T-10 seconds. Flame Deflector Activates
Just a few seconds after flame deflector activation starts, water starts flowing from the ground tanks to the steel plate under the pad. You’ll see the relief valves on the up-and-down water pipes to shoot water out first and then the plate will start shooting water. The relief valves will then close and the pressure will rise up on the system, meaning that the water will start coming out at full pressure from the steel plate. The process is quick and full pressure is achieved by the T-3 second mark.
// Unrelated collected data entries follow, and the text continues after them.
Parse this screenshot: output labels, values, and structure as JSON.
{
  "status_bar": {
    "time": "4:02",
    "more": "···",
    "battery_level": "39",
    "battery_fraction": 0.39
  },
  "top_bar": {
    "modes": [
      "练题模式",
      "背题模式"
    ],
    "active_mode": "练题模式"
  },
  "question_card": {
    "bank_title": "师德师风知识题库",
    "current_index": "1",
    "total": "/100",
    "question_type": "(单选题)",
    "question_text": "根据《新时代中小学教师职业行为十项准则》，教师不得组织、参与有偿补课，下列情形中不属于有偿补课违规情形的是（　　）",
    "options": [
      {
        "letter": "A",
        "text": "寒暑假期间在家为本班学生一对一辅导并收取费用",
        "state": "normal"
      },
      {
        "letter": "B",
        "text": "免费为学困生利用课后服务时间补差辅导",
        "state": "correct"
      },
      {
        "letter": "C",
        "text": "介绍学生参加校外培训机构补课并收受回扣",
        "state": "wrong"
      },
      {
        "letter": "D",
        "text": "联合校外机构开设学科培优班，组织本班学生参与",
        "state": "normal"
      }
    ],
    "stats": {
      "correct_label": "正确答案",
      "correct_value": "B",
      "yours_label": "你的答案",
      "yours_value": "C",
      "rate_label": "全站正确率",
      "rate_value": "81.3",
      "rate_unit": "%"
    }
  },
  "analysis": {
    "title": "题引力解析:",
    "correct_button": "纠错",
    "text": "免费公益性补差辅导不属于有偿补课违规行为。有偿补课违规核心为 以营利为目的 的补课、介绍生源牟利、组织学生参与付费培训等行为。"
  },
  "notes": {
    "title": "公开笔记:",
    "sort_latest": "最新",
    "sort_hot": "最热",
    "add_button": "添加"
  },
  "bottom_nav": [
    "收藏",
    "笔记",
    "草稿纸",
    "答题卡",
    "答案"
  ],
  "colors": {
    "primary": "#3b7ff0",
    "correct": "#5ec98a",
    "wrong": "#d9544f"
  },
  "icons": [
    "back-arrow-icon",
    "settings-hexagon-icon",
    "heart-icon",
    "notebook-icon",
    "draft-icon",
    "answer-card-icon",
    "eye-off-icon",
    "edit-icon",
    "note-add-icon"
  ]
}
T-3 seconds. Raptor Startup Sequence Begins
What the name says: Raptor start up sequence begins at this point in the count. The engines won’t start up at their full power but rather start at partial power.
T+2 seconds. Liftoff
Once 30 or more engines are confirmed running, they will throttle up. We don’t know at what throttle setting they’ll be throttling up but they will obviously have to throttle up high enough for the overall rocket thrust to be higher than the rocket’s weight. The general theory is that T+2 seconds marks the moment in the count when that happens and the rocket starts moving up the launch mount. This also means the engines most likely don’t reach full power until the rocket is already ascending and exiting the mount.
This is all the nominal plan posted by SpaceX. The real flight could and may very well deviate from all of these timings and events, especially if engines start to go out during ascent in which case the timing of these events will be all thrown off.
T+00:00:52 Max Q
This is the portion of the flight with maximum aerodynamic pressure on the vehicle. Not very clear whether Starship will throttle down for this period or not, Elon mentioned a number of years ago that they wouldn’t be throttling down for Max Q but that could have been just a goal, as usual for him.
T+00:02:39 Booster MECO (most engines cut off)
While Elon’s comments a few months ago suggested only three engines would remain lit at 50% throttle during hot staging… well, again, Elon comments. While obviously not a lot of engines should be igniting at that point, the number could have changed by now. Also, if the booster loses engines then that probably throws off the timing and the specific engines that shut down, I’m sure the booster will have some internal logic as to how to do that but go figure if that’s the case or not.
T+00:02:41 Hot-staging (Starship Raptor Ignition and stage separation)
We expect the Ship to only ignite the RVac engines first and then ignite the center engines very shortly after separation from the Booster.
T+00:02:53 Booster boostback burn startup
Once the Ship is off the hooks, the booster will initiate its flip back and boostback burn to cancel its horizontal velocity.
T+00:03:47 Booster boostback burn shutdown
T+00:06:18 Booster is transonic
Unlike Falcon 9, Super Heavy doesn’t perform an entry burn so it’ll scream down through the atmosphere and be transonic quicker than Falcon 9.
T+00:06:30 Booster landing burn startup
T+00:06:48 Booster landing burn shutdown
If it reaches this point, the booster will eventually be sunk on purpose and not recovered.
T+00:08:33 Starship engine cutoff
All six Ship engines shut down and the ship enters its ballistic trajectory to 100km off the coast of Kauai island in Hawaii.
T+01:17:21 Starship entry
T+01:28:43 Starship is transonic
T+01:30:00 Ocean impact
The ship will not perform a flip and landing burn, it will instead impact the ocean at terminal velocity.